Remember, mathematically, 51% iremains the magic number for a majority.
http://archives.tcm.ie/businesspost/2005/06/12/story5582.asp
It's a regurgitation of McDowell's claims. The actual evidence that it presents are that 1% of the claims are accepted and the rest rejected. Not that the claims are false. Somewhere, McDowell's counterpart in Euroland is citing the Irish as evidence that 1% of asylum seekers claims are true. It's circular. Now, cite evidence that shows the majority of claims are false: not that the majority of claims are rejected.
If every asylum seeker used the same reason which quite a few do in many instances, then it would seem that the claim is actually false. In Europe, this is the case in a lot of circumstances and this is what Kevin was pointing out. From "observing what you say" I get the idea that you would be campaigning for permanent stay for all asylum seekers even if some were proven not to be genuine asylum seekers.
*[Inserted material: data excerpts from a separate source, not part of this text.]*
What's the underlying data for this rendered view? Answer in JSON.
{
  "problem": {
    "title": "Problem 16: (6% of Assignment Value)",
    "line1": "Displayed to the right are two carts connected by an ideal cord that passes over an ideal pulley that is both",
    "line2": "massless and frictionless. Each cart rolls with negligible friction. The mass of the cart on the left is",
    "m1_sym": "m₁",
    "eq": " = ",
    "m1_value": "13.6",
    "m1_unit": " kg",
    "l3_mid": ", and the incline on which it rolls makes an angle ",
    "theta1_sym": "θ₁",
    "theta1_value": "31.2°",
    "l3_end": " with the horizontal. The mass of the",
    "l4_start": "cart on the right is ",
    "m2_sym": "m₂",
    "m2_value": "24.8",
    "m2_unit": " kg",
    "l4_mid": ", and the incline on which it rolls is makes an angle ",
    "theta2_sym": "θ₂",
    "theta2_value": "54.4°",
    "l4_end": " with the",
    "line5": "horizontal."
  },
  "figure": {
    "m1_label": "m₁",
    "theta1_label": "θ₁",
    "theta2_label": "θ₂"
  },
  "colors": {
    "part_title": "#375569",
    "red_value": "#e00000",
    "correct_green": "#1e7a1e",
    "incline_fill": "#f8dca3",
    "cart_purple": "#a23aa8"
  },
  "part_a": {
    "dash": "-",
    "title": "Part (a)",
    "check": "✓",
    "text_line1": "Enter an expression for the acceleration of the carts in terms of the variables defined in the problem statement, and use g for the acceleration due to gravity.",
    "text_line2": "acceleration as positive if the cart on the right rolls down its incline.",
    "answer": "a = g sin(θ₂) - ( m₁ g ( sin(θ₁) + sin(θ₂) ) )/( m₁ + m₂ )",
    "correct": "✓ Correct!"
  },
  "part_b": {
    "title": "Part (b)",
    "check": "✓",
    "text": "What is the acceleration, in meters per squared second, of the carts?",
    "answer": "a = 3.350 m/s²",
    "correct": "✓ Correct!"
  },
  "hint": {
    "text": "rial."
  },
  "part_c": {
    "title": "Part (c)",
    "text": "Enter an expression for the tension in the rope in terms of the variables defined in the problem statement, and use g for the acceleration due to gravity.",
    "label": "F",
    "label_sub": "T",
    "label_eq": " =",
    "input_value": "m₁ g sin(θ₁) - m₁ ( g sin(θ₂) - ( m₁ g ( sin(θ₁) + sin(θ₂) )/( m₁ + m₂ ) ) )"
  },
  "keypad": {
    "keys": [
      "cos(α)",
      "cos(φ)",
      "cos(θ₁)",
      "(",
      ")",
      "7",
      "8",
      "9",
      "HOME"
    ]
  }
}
That is not a policy.
This new immigration system we have tackles that very problem as it allows only genuine asylum seekers to be granted asylum. That way, it helps solve the problem of 'mixing up' genuine asylum seekers for non-genuine asylum seekers.
How would you deal with non genuine asylum seekers?
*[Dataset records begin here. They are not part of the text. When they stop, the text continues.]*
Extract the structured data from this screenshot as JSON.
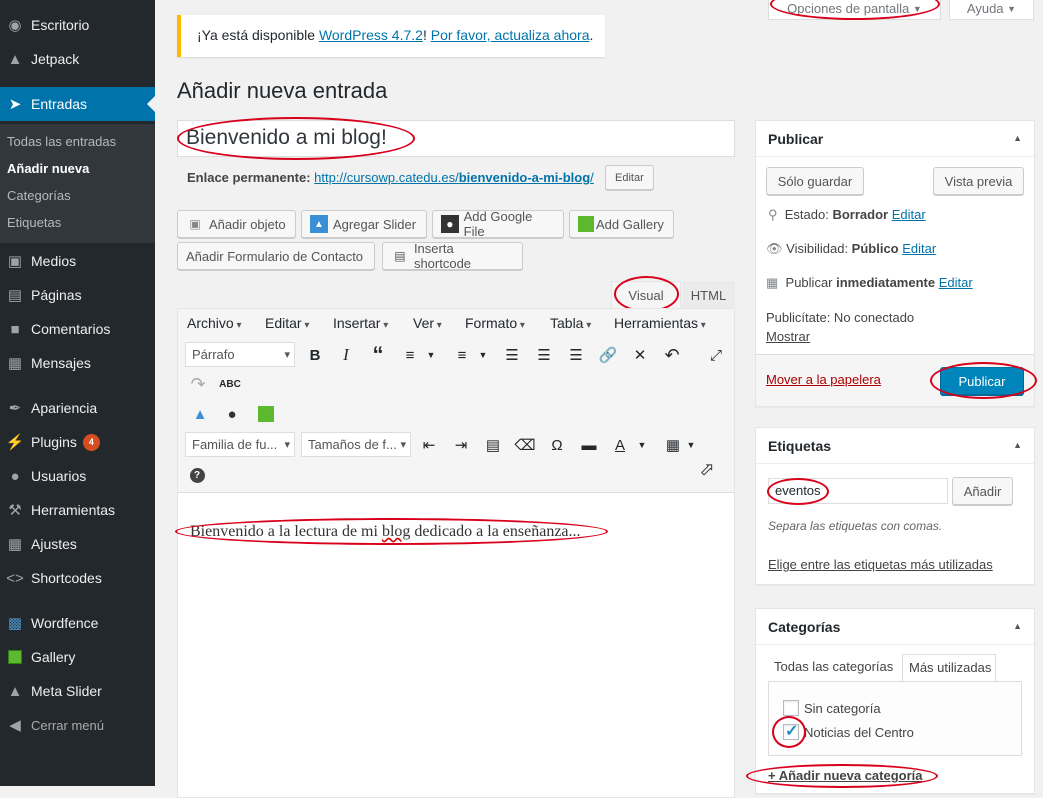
{
  "sidebar": {
    "items": [
      {
        "label": "Escritorio",
        "icon": "dashboard-icon"
      },
      {
        "label": "Jetpack",
        "icon": "jetpack-icon"
      },
      {
        "label": "Entradas",
        "icon": "pin-icon"
      },
      {
        "label": "Medios",
        "icon": "media-icon"
      },
      {
        "label": "Páginas",
        "icon": "pages-icon"
      },
      {
        "label": "Comentarios",
        "icon": "comments-icon"
      },
      {
        "label": "Mensajes",
        "icon": "messages-icon"
      },
      {
        "label": "Apariencia",
        "icon": "brush-icon"
      },
      {
        "label": "Plugins",
        "icon": "plugins-icon",
        "badge": "4"
      },
      {
        "label": "Usuarios",
        "icon": "users-icon"
      },
      {
        "label": "Herramientas",
        "icon": "tools-icon"
      },
      {
        "label": "Ajustes",
        "icon": "settings-icon"
      },
      {
        "label": "Shortcodes",
        "icon": "code-icon"
      },
      {
        "label": "Wordfence",
        "icon": "wordfence-icon"
      },
      {
        "label": "Gallery",
        "icon": "gallery-icon"
      },
      {
        "label": "Meta Slider",
        "icon": "slider-icon"
      },
      {
        "label": "Cerrar menú",
        "icon": "collapse-icon"
      }
    ],
    "submenu": [
      "Todas las entradas",
      "Añadir nueva",
      "Categorías",
      "Etiquetas"
    ]
  },
  "top": {
    "screen_options": "Opciones de pantalla",
    "help": "Ayuda"
  },
  "notice": {
    "prefix": "¡Ya está disponible ",
    "version_link": "WordPress 4.7.2",
    "sep": "! ",
    "update_link": "Por favor, actualiza ahora",
    "suffix": "."
  },
  "page_title": "Añadir nueva entrada",
  "post": {
    "title": "Bienvenido a mi blog!",
    "permalink_label": "Enlace permanente:",
    "permalink_base": "http://cursowp.catedu.es/",
    "permalink_slug": "bienvenido-a-mi-blog",
    "permalink_end": "/",
    "edit_label": "Editar"
  },
  "media_buttons": [
    "Añadir objeto",
    "Agregar Slider",
    "Add Google File",
    "Add Gallery",
    "Añadir Formulario de Contacto",
    "Inserta shortcode"
  ],
  "editor": {
    "tab_visual": "Visual",
    "tab_html": "HTML",
    "menus": [
      "Archivo",
      "Editar",
      "Insertar",
      "Ver",
      "Formato",
      "Tabla",
      "Herramientas"
    ],
    "format_select": "Párrafo",
    "font_family": "Familia de fu...",
    "font_size": "Tamaños de f...",
    "content_before": "Bienvenido a la lectura de mi ",
    "content_misspelled": "blog",
    "content_after": " dedicado a la enseñanza..."
  },
  "publish": {
    "heading": "Publicar",
    "save_draft": "Sólo guardar",
    "preview": "Vista previa",
    "status_label": "Estado: ",
    "status_value": "Borrador",
    "visibility_label": "Visibilidad: ",
    "visibility_value": "Público",
    "schedule_label": "Publicar ",
    "schedule_value": "inmediatamente",
    "edit": "Editar",
    "publicize_label": "Publicítate: No conectado",
    "show": "Mostrar",
    "trash": "Mover a la papelera",
    "publish_button": "Publicar"
  },
  "tags": {
    "heading": "Etiquetas",
    "input_value": "eventos",
    "add_button": "Añadir",
    "hint": "Separa las etiquetas con comas.",
    "most_used_link": "Elige entre las etiquetas más utilizadas"
  },
  "categories": {
    "heading": "Categorías",
    "tab_all": "Todas las categorías",
    "tab_popular": "Más utilizadas",
    "items": [
      {
        "label": "Sin categoría",
        "checked": false
      },
      {
        "label": "Noticias del Centro",
        "checked": true
      }
    ],
    "add_new": "+ Añadir nueva categoría"
  },
  "colors": {
    "accent": "#0073aa",
    "sidebar": "#23282d",
    "annotation": "#d9001b",
    "notice": "#ffb900"
  }
}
I think it's quite simple -- If Irish undocumented workers in the US should be granted amnesty or favor, then the same should apply to people coming to Ireland to make a living. Anything else is rank hypocracy. The Irish staying illegally in the US are no different from those who come to stay in Ireland.
Eoin,
There is a major difference between the Irish in America and the Nigerians in Ireland. The Irish did not go to America to claim asylum on mostly false grounds. The Irish did not go to America to spend millions of taxpayers dollars on injunctions etc. The Irish went to America to work, very different to the position we find ourselves in on this Island.
The chances of an amnesty for failed asylum seekers in Ireland start at zero and end at zero.
Your statement above about the Irish in America is a different situation completly. America is built on service industries and its citizens must work otherwise they get no money. They only have a 6 month social welfare system. Non-genuine asylum seekers in this country, like any other EU country are sent back. Some have seen Ireland as a soft touch and this is why our immigration system was reformed. America deports a lot more mexican asylum seekers than we do every month. So, I can't see what the link is between the Irish immigrants in America and the asylum seekers here.
Referring to the link above in one of the most recent comments, it states that the Minister for Justice was detailing some excuses that asylum seekers use but it doesn't mention that these cases are actually true.